夏寧想說馬車速度慢,但看著他肅冷的臉色,話到嘴邊轉了圈,“那就辛苦您了。”
第251章 你家夫人能把他們身上所有毛都給你拔了
說完後,她還淺淺福身作禮。
耶律肅不免多瞧了她一眼,她來了北方後,性子愈發無拘無束,對手底下的人也是愈發護短了。
想來是在這邊過得不錯。
比起在京城那方天地之中,外頭更適合她。
從前,他只認為,像她這般的女子,空有美貌,只適合被人精細的圈養起來,用錦衣玉食堆砌著供養。
耶律肅眉間生出一分柔色,“走罷。”
今日風大雪大,即便馬車外的簾子是厚厚的棉簾,簾子垂下的兩角都壓住了,可縫隙裡仍有呼呼的寒風混著雪花一齊往馬車裡灌。
凍的人直打哆嗦。
夏寧揣緊了些懷裡的手爐,問一旁的魏娣道:“來砸館子的那群人你都認識麼?”
魏娣想也未想,果斷搖了頭,“那些都是當地的地痞子,整日里遊手好閒,東討一口吃的,西訛幾文錢,臭名遠揚,大家見著他們都恨不得繞著走。

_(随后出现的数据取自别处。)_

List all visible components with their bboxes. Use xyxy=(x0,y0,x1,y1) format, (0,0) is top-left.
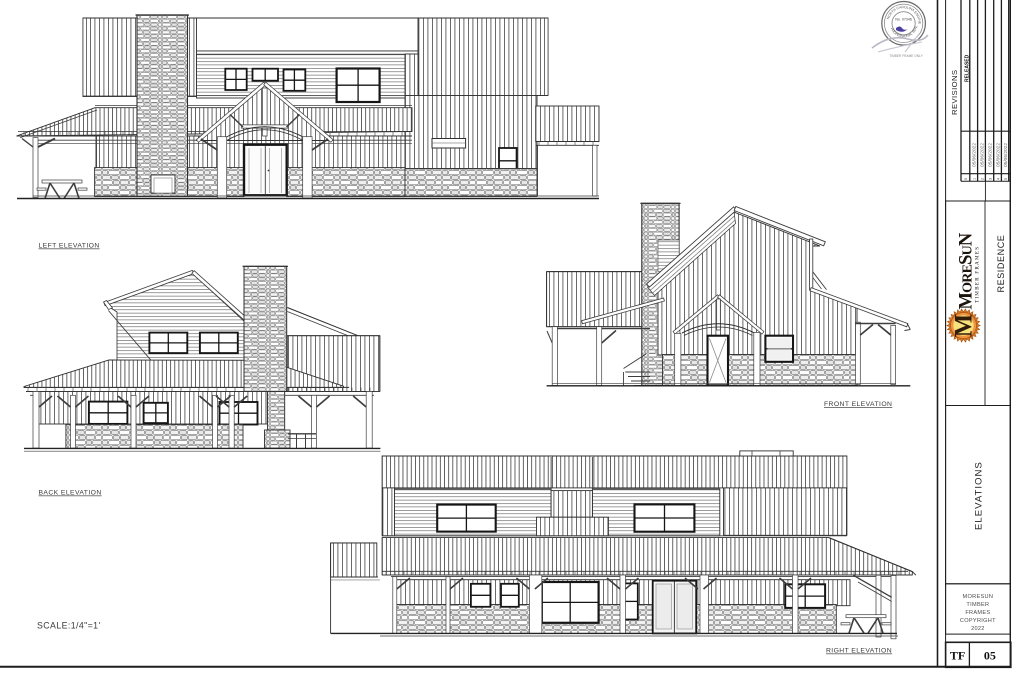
svg-text:ELEVATIONS: ELEVATIONS xyxy=(974,461,985,530)
svg-text:4: 4 xyxy=(996,178,1000,180)
svg-text:3: 3 xyxy=(988,178,992,180)
svg-text:M: M xyxy=(951,314,978,338)
svg-text:5: 5 xyxy=(1004,178,1008,180)
svg-text:LEFT ELEVATION: LEFT ELEVATION xyxy=(39,243,100,250)
svg-text:TIMBER: TIMBER xyxy=(966,602,989,608)
svg-text:1: 1 xyxy=(973,178,977,180)
svg-text:TIMBER FRAME ONLY: TIMBER FRAME ONLY xyxy=(889,54,923,58)
svg-text:05/06/2022: 05/06/2022 xyxy=(979,143,985,167)
svg-text:05: 05 xyxy=(984,649,996,663)
svg-text:RIGHT ELEVATION: RIGHT ELEVATION xyxy=(826,648,892,655)
svg-text:RESIDENCE: RESIDENCE xyxy=(996,235,1006,293)
svg-text:RELEASED: RELEASED xyxy=(964,54,970,82)
svg-text:05/06/2022: 05/06/2022 xyxy=(995,143,1001,167)
svg-text:05/06/2022: 05/06/2022 xyxy=(972,143,978,167)
svg-text:REVISIONS: REVISIONS xyxy=(950,70,959,115)
svg-text:No. 07346: No. 07346 xyxy=(895,18,912,22)
svg-text:MORESUN: MORESUN xyxy=(963,594,994,600)
svg-text:COPYRIGHT: COPYRIGHT xyxy=(960,618,996,624)
svg-text:SCALE:1/4"=1': SCALE:1/4"=1' xyxy=(37,621,101,631)
svg-text:05/06/2022: 05/06/2022 xyxy=(987,143,993,167)
svg-text:2022: 2022 xyxy=(971,626,985,632)
svg-text:TIMBER FRAMES: TIMBER FRAMES xyxy=(975,246,981,303)
svg-text:TF: TF xyxy=(950,649,965,663)
svg-text:2: 2 xyxy=(980,178,984,180)
svg-text:05/06/2022: 05/06/2022 xyxy=(1003,143,1009,167)
svg-text:FRONT ELEVATION: FRONT ELEVATION xyxy=(824,401,892,408)
svg-text:FRAMES: FRAMES xyxy=(965,610,990,616)
svg-text:BACK ELEVATION: BACK ELEVATION xyxy=(39,490,102,497)
svg-text:0: 0 xyxy=(964,178,968,180)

死去的那孩子實在可憐,瘦的只剩下皮包骨頭,他那爹孃根本不管他,有時來醫館裡,我便偷偷給他拿些吃的……”
說到這兒,魏娣語氣頓了頓,手指頭糾結著:“我知道這樣不對……可看著那孩子就想起從前在魏家村時的日子,那時實在難捱。”
魏娣不說,夏寧也想到了。
正因曾經吃過苦受過難,她如今有了些許本事,自然也想盡自己的能力,照顧那些可憐的孩子。
夏寧亦是。
她並不在意的擺了擺手,“不妨事,換成是我也會這般做。你繼續說。”
“一來二去,那孩子與我熟了,他只有餓的受不住了才會偷偷來討要些吃的,那日我出門不在醫院裡,師傅又出診去了,他估摸是偷偷溜進去誤食了毒草,等到師傅回來時已經晚了……”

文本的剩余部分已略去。